Coordinated Approach Fusing Time-shift Multiscale Dispersion Entropy and Vibrational Harris Hawks Optimization-based SVM for Fault Diagnosis of Rolling Bearing

Abstract To fully mine the effective fault information and improve the fault diagnosis accuracy, a novel fault diagnosis approach for rolling bearings is proposed by integrating variational mode decomposition (VMD), time-shift multiscale dispersion entropy (TSMDE) and support vector machine (SVM) optimized by vibrational Harris hawks optimization algorithm (VHHO).
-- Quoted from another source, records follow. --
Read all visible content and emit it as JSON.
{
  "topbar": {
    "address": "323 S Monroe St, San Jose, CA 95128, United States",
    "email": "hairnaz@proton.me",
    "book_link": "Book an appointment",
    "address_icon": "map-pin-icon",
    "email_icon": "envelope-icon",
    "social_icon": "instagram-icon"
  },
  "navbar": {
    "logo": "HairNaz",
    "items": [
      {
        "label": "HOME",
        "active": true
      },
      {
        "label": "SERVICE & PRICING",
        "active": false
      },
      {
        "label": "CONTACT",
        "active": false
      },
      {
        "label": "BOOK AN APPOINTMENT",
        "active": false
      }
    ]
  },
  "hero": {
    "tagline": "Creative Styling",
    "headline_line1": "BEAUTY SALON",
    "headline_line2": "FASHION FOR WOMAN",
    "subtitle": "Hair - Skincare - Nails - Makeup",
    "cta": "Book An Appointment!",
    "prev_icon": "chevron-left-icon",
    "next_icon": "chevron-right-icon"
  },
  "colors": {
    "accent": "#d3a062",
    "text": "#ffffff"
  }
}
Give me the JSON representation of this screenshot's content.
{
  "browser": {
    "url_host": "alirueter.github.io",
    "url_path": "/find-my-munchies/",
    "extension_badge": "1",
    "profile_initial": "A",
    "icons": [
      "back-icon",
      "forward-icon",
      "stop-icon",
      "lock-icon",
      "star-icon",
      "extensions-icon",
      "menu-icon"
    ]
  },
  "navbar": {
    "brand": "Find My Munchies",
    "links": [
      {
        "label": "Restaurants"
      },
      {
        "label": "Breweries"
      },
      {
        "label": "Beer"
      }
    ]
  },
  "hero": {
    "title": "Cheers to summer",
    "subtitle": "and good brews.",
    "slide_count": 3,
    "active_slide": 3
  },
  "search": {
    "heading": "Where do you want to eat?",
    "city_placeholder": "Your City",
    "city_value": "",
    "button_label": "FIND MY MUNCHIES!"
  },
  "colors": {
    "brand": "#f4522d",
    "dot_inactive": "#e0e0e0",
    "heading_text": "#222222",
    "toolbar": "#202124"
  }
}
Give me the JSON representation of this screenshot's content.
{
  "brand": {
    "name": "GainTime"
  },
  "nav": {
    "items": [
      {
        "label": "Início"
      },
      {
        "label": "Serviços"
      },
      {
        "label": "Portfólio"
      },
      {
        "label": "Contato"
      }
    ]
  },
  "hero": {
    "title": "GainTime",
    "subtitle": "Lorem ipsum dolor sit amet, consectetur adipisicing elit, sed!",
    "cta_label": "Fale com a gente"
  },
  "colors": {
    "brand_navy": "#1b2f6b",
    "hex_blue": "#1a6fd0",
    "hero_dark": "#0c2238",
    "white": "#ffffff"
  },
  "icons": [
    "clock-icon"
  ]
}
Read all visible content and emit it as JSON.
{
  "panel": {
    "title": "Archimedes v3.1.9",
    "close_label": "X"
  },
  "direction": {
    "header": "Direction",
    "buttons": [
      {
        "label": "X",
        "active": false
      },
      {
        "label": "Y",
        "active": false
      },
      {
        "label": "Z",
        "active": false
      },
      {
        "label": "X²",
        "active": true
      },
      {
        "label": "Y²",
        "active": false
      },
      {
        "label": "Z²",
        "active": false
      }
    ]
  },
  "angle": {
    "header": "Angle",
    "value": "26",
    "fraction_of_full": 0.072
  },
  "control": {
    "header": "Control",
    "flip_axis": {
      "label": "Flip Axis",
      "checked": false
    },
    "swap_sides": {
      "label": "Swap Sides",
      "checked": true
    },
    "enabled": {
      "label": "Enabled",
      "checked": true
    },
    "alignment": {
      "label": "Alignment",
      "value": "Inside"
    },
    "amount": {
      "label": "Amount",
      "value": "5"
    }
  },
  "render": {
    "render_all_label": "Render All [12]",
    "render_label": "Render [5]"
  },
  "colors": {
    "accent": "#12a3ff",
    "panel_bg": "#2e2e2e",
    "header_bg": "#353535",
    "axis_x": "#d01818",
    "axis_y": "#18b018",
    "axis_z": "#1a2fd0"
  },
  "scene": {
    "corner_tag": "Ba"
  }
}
Firstly, vibration signals with different fault types are decomposed into several intrinsic mode functions (IMFs) by VMD. Subsequently, the proposed TSMDE aggregating time-shift procedure and dispersion entropy is employed to extract multiscale fault features from IMFs. Afterwards, the proposed VHHO that adopts a periodic mutation mechanism to enhance the original Harris hawks optimization (HHO) is devoted to search the optimal parameters of SVM, with which different faults are recognized. Finally, simulations and applications are conducted to evaluate the proposed coordinated VMD-TSMDE-VHHO-SVM approach, and the results reveal that the proposed approach can achieve better diagnosis performance than other comparative ones.